Safari isn’t the only browser to try to anticipate its users’ searches; Google has long delivered autocomplete search suggestions, which have occasionally been gamed or surfaced inappropriate content. However, Safari’s Siri Suggested Website feature goes one step further, autocompleting and suggesting a site for users to visit. Frequently, Siri Suggested dials up a Wikipedia page (as it does when you search for Apple CEO Tim Cook).
But when BuzzFeed News entered incomplete search terms that might suggest contentious or conspiratorial topics (as shown below), the search algorithms directed us toward low-quality websites, message boards, or YouTube conspiracy videos rather than reliable information or debunks about those topics. Meanwhile, Google does not feature such unreliable pages in its top search results.
Those suggested results matter since Safari is one of the internet’s most popular web browsers — some estimates suggest it has captured over 10% of the browser market share.
Other searches for conspiracies or popular fake news tropes returned similarly low-quality results.
The browser also surfaced the recently popular QAnon conspiracy. Typing “QAnon is real” into the search bar delivers an autocomplete for a YouTube video with the title “The Calm Before the Storm – QAnon Is the Real Deal.”
Google’s search results for the same phrase surface a number of articles debunking the conspiracy theory.
Safari’s autocomplete suggestion for “Hillary Clinton murder” surfaced a shoddy webpage about an alleged FBI cover-up related to the death of former deputy White House counsel Vince Foster. Google’s top result was a fact-check.

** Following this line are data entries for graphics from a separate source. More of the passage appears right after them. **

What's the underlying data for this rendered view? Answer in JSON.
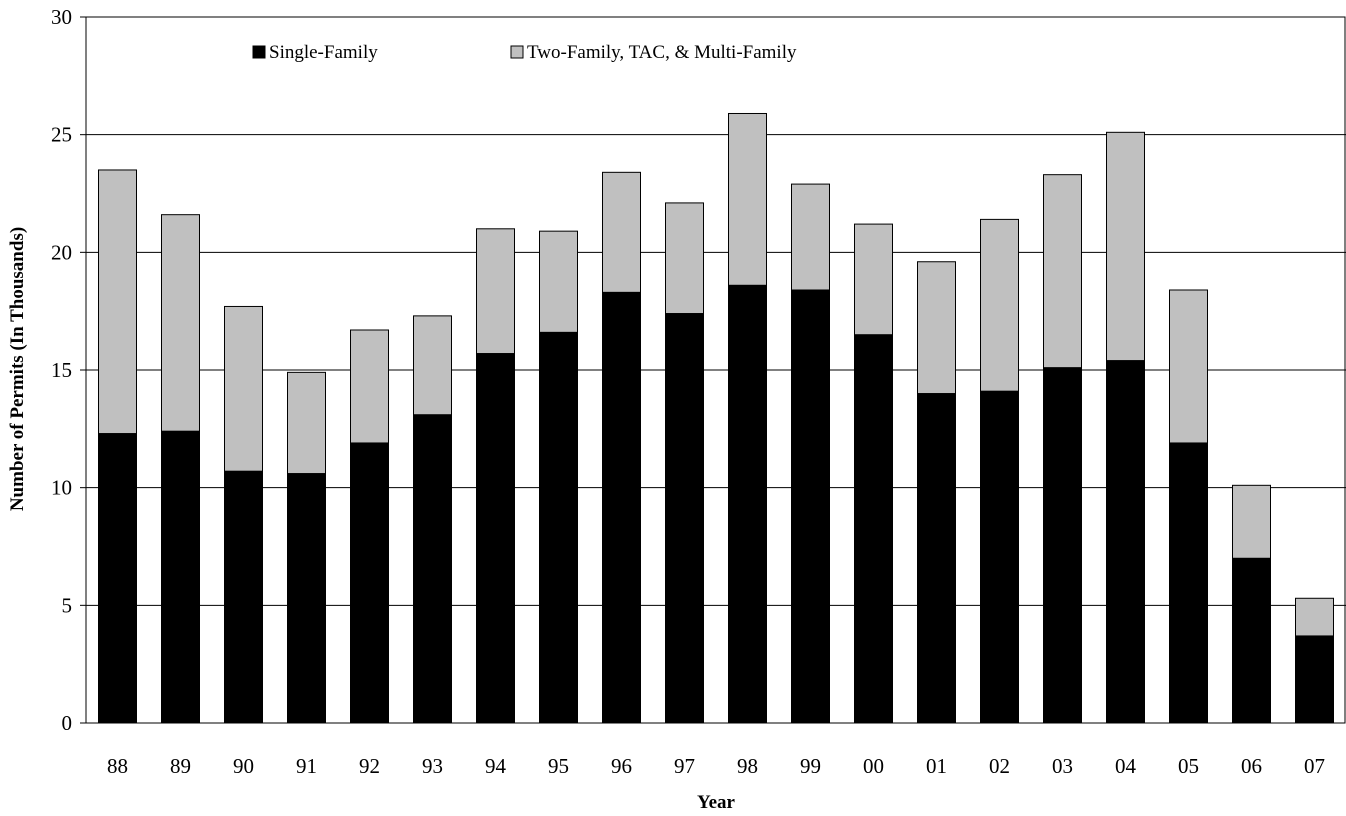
{
  "chart_data": {
    "type": "bar",
    "stacked": true,
    "title": "",
    "xlabel": "Year",
    "ylabel": "Number of Permits (In Thousands)",
    "ylim": [
      0,
      30
    ],
    "yticks": [
      0,
      5,
      10,
      15,
      20,
      25,
      30
    ],
    "grid": true,
    "legend": "top-left",
    "categories": [
      "88",
      "89",
      "90",
      "91",
      "92",
      "93",
      "94",
      "95",
      "96",
      "97",
      "98",
      "99",
      "00",
      "01",
      "02",
      "03",
      "04",
      "05",
      "06",
      "07"
    ],
    "series": [
      {
        "name": "Single-Family",
        "color": "#000000",
        "values": [
          12.3,
          12.4,
          10.7,
          10.6,
          11.9,
          13.1,
          15.7,
          16.6,
          18.3,
          17.4,
          18.6,
          18.4,
          16.5,
          14.0,
          14.1,
          15.1,
          15.4,
          11.9,
          7.0,
          3.7
        ]
      },
      {
        "name": "Two-Family, TAC, & Multi-Family",
        "color": "#c0c0c0",
        "values": [
          11.2,
          9.2,
          7.0,
          4.3,
          4.8,
          4.2,
          5.3,
          4.3,
          5.1,
          4.7,
          7.3,
          4.5,
          4.7,
          5.6,
          7.3,
          8.2,
          9.7,
          6.5,
          3.1,
          1.6
        ]
      }
    ]
  }
}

A search for “the Holocaust didn’t happen” (a well-known and debunked conspiracy theory) returns a link to a Holocaust denier page on the website 666ismoney.com.

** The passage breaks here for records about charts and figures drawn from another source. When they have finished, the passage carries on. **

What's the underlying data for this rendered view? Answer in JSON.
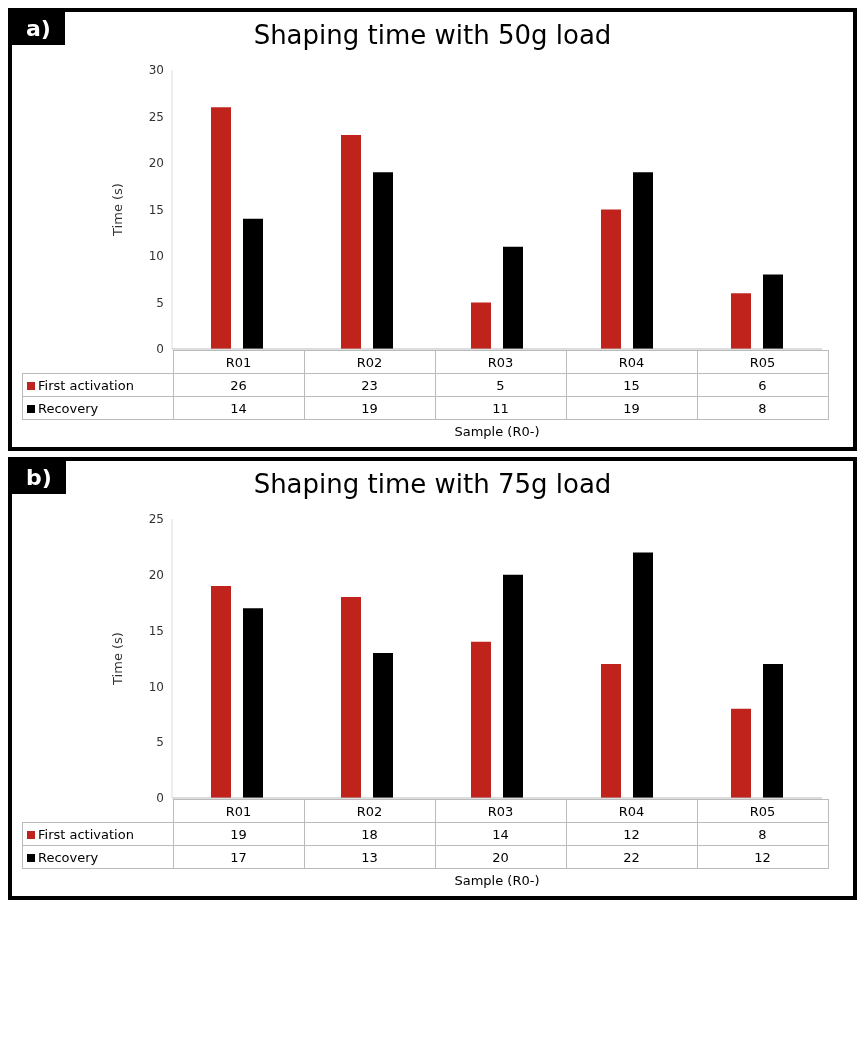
{
  "chart_data": [
    {
      "type": "bar",
      "title": "Shaping time with 50g load",
      "xlabel": "Sample (R0-)",
      "ylabel": "Time (s)",
      "annotations": [
        "a)"
      ],
      "categories": [
        "R01",
        "R02",
        "R03",
        "R04",
        "R05"
      ],
      "series": [
        {
          "name": "First activation",
          "color": "#c0231b",
          "values": [
            26,
            23,
            5,
            15,
            6
          ]
        },
        {
          "name": "Recovery",
          "color": "#000000",
          "values": [
            14,
            19,
            11,
            19,
            8
          ]
        }
      ],
      "ylim": [
        0,
        30
      ],
      "yticks": [
        0,
        5,
        10,
        15,
        20,
        25,
        30
      ],
      "data_labels": true,
      "legend": "bottom"
    },
    {
      "type": "bar",
      "title": "Shaping time with 75g load",
      "xlabel": "Sample (R0-)",
      "ylabel": "Time (s)",
      "annotations": [
        "b)"
      ],
      "categories": [
        "R01",
        "R02",
        "R03",
        "R04",
        "R05"
      ],
      "series": [
        {
          "name": "First activation",
          "color": "#c0231b",
          "values": [
            19,
            18,
            14,
            12,
            8
          ]
        },
        {
          "name": "Recovery",
          "color": "#000000",
          "values": [
            17,
            13,
            20,
            22,
            12
          ]
        }
      ],
      "ylim": [
        0,
        25
      ],
      "yticks": [
        0,
        5,
        10,
        15,
        20,
        25
      ],
      "data_labels": true,
      "legend": "bottom"
    }
  ]
}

Back in 2016, Google faced criticism for algorithmically promoting search results for Holocaust denier sites. However, the results have since been fixed:
BuzzFeed News found a number of other examples of Siri Suggested Websites surfacing debunked or conspiratorial information on topics including race science and vaccines.
On the same search phrase, Google offers users resources from government sources, like the CDC, in its results:
The list goes on.
Safari’s autocomplete for “whites are smarter th” delivered an answers.com user-generated page arguing that “God made white people, blacks came from monkeys.”
Siri Suggested Website also surfaced a link to Alex Jones’ Infowars site while autocompleting a search about Hillary Clinton. The site claims to offer the “real reason Hillary is attacking the alt-right.”
The Siri Suggested problem seems to stem from what researchers call a “data void,” which is what happens when a term doesn’t have “natural informative results” and manipulators seize upon it. Many of the sites surfaced by the Siri Suggested feature came from conspiracy or junk sites hastily assembled to fill that void.
This post was updated with additional comment from Apple.